# Average Rating a driver has given to all his riders



## UberXTampa (Nov 20, 2014)

I wonder if there is a correlation between the average rating of a driver and all the ratings he has issued to all the riders? I think there might be a relationship. We, the drivers, should be able to know what we have rated a passenger on average. We already see our ratings every day. And the correlation would show whether we have good karma or not with our passengers. Most of the time I believe it is mutual. If we tend to low-rate people, we would definitely be rated low or vice versa. If we constantly feel we will be rated low and act like it, we will only attract low rating.
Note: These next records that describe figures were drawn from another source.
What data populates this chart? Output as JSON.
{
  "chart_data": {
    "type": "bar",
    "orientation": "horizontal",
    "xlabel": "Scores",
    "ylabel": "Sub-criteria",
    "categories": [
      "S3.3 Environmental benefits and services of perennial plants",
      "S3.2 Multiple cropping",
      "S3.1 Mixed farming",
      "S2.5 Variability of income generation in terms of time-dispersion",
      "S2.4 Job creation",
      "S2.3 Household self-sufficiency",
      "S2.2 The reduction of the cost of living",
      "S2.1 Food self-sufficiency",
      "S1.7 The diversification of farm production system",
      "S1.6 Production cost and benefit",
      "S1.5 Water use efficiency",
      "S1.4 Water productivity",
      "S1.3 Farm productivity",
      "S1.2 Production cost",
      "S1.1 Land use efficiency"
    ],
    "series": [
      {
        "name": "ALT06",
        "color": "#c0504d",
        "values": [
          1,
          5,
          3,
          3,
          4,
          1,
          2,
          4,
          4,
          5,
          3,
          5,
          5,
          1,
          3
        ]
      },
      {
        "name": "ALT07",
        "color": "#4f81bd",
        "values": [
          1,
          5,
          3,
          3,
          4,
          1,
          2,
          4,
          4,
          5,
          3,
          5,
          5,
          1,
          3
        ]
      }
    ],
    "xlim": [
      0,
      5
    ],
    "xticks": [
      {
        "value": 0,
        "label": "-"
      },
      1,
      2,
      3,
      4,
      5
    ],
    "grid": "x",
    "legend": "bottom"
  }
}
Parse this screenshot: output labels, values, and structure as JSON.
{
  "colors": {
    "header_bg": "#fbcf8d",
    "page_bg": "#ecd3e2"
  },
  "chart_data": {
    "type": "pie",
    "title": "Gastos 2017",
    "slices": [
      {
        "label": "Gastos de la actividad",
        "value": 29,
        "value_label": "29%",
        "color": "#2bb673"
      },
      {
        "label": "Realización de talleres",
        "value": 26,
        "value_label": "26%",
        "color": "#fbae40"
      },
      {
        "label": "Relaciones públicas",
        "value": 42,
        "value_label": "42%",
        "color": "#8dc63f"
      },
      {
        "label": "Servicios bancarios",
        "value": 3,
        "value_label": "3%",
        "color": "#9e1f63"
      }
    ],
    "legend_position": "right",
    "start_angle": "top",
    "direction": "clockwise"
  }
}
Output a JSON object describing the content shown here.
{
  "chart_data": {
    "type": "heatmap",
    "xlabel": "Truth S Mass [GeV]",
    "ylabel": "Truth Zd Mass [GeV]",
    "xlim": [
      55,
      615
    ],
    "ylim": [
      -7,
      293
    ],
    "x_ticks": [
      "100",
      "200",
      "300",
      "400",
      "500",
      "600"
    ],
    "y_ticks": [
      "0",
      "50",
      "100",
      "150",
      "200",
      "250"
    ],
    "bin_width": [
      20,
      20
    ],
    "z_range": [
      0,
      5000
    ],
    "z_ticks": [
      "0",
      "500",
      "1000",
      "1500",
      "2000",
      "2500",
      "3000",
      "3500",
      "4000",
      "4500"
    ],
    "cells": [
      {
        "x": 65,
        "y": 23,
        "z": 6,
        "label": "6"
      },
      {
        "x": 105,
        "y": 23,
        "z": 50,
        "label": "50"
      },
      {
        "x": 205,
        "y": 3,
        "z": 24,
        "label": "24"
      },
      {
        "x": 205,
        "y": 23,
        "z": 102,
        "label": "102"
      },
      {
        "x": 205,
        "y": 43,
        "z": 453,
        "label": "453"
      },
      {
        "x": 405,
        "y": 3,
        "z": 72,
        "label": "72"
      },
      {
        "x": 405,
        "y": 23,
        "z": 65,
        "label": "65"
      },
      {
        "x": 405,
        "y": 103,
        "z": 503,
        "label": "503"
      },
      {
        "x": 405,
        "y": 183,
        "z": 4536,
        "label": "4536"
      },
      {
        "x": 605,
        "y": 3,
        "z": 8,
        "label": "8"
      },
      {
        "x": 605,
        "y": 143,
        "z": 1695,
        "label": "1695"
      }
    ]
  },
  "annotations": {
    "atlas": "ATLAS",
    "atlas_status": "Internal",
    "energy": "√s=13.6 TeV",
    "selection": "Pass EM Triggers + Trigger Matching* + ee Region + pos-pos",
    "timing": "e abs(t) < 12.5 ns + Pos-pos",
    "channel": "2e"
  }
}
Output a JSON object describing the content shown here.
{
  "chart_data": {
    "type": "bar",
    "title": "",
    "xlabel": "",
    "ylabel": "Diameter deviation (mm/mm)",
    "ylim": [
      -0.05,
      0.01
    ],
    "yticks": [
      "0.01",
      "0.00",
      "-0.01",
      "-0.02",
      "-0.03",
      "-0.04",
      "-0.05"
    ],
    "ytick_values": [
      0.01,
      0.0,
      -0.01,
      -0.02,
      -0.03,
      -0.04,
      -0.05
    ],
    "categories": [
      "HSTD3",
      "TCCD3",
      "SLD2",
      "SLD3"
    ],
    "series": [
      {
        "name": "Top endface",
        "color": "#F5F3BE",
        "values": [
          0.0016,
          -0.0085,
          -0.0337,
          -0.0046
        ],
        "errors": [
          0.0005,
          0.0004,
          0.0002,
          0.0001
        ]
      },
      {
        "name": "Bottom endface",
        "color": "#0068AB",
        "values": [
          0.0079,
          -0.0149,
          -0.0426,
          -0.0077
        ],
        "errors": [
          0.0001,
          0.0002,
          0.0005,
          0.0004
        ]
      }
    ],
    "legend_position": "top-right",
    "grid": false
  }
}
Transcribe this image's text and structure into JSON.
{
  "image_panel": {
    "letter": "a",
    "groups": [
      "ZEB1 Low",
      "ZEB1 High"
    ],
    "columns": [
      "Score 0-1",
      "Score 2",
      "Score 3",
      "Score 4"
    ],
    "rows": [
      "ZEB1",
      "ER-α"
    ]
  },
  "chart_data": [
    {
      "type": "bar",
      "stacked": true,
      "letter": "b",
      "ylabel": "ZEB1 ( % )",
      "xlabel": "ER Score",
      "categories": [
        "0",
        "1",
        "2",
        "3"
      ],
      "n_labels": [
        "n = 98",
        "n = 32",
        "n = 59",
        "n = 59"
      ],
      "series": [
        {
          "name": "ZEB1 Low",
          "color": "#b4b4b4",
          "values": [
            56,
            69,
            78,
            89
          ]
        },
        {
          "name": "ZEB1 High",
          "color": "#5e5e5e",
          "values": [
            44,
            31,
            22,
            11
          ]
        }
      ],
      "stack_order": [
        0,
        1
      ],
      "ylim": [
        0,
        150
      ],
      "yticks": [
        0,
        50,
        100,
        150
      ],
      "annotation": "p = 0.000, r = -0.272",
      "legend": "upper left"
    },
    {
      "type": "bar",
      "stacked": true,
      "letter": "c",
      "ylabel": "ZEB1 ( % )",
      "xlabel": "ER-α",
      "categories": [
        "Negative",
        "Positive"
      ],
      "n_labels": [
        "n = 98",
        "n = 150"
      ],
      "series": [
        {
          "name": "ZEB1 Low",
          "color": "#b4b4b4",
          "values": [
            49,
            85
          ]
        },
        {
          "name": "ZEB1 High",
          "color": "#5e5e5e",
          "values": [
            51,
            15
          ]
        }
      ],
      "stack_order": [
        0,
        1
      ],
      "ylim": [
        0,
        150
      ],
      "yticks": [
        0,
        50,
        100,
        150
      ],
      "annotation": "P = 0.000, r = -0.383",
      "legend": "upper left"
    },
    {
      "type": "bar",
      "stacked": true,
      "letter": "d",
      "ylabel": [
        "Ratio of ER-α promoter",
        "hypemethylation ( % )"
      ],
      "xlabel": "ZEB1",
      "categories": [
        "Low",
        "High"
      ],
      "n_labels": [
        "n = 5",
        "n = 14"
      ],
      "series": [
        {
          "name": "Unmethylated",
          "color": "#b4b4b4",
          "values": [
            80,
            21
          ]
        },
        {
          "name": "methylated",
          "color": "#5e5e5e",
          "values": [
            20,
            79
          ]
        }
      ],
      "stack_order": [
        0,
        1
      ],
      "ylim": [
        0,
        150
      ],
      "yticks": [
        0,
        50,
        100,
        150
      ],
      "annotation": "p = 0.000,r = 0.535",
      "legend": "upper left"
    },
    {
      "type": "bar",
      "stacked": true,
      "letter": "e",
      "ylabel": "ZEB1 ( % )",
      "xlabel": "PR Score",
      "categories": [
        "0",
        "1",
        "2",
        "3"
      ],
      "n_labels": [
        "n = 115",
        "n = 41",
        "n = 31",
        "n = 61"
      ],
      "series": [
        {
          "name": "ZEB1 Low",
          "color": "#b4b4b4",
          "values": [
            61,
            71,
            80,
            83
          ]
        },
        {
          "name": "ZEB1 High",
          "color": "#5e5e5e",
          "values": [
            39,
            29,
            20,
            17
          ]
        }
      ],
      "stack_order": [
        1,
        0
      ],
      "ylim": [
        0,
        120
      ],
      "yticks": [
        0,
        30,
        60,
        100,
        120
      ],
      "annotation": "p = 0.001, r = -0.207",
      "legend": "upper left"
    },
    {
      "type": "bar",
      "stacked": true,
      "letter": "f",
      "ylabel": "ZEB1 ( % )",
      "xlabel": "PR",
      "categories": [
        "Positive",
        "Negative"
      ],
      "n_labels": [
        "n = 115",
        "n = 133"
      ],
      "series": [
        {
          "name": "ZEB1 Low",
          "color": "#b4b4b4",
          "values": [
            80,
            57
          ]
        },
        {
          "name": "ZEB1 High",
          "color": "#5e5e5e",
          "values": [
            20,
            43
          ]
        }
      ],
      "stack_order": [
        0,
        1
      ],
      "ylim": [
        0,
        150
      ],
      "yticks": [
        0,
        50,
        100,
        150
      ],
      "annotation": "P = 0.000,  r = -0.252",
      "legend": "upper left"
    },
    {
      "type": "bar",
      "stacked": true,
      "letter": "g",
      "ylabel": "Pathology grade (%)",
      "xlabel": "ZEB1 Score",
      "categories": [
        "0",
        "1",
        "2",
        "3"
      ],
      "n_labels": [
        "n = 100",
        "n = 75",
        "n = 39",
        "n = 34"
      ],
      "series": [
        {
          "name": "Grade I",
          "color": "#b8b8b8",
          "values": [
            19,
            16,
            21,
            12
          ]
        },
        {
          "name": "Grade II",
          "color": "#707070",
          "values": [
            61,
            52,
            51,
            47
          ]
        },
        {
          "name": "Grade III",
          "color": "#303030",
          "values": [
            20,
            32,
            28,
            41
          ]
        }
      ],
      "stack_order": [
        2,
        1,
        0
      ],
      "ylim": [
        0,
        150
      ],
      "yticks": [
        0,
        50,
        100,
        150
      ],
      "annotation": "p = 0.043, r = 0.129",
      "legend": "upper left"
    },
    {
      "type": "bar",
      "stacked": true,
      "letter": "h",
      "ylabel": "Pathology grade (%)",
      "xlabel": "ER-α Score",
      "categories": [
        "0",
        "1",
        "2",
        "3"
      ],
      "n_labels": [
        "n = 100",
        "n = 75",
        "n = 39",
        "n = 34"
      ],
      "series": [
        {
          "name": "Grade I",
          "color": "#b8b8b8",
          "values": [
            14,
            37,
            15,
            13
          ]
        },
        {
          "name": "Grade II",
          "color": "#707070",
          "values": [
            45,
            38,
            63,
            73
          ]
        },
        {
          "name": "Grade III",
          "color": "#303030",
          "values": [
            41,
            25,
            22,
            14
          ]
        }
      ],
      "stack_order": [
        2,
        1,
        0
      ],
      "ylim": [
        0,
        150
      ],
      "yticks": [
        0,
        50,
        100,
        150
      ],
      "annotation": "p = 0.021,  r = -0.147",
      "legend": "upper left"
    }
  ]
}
We should be able to see this relationship published by Uber based on actual numbers.


----------



## Dakijan (Aug 5, 2014)

The correlation is always positive. The expectation is that good drivers will be paired with good passengers. That doesn't mean there aren't outliers.


----------



## grUBBER (Sep 11, 2014)

If he opens left door without looking, he is a 1
I don't give a **** any more


----------



## No-tippers-suck (Oct 20, 2014)

In my car I first need to unlock the reardoors otherwise they won't open.
Remembering a few times already where the rear passengers just wanted to jump out on a busy street without paying any type of attention to the traffic


----------



## painfreepc (Jul 17, 2014)

grUBBER said:


> If he opens left door without looking, he is a 1
> I don't give a **** any more


If client says turn left on 42th way and you turn left on 42th st, client gives you 1 star, client don't give a **** either.


----------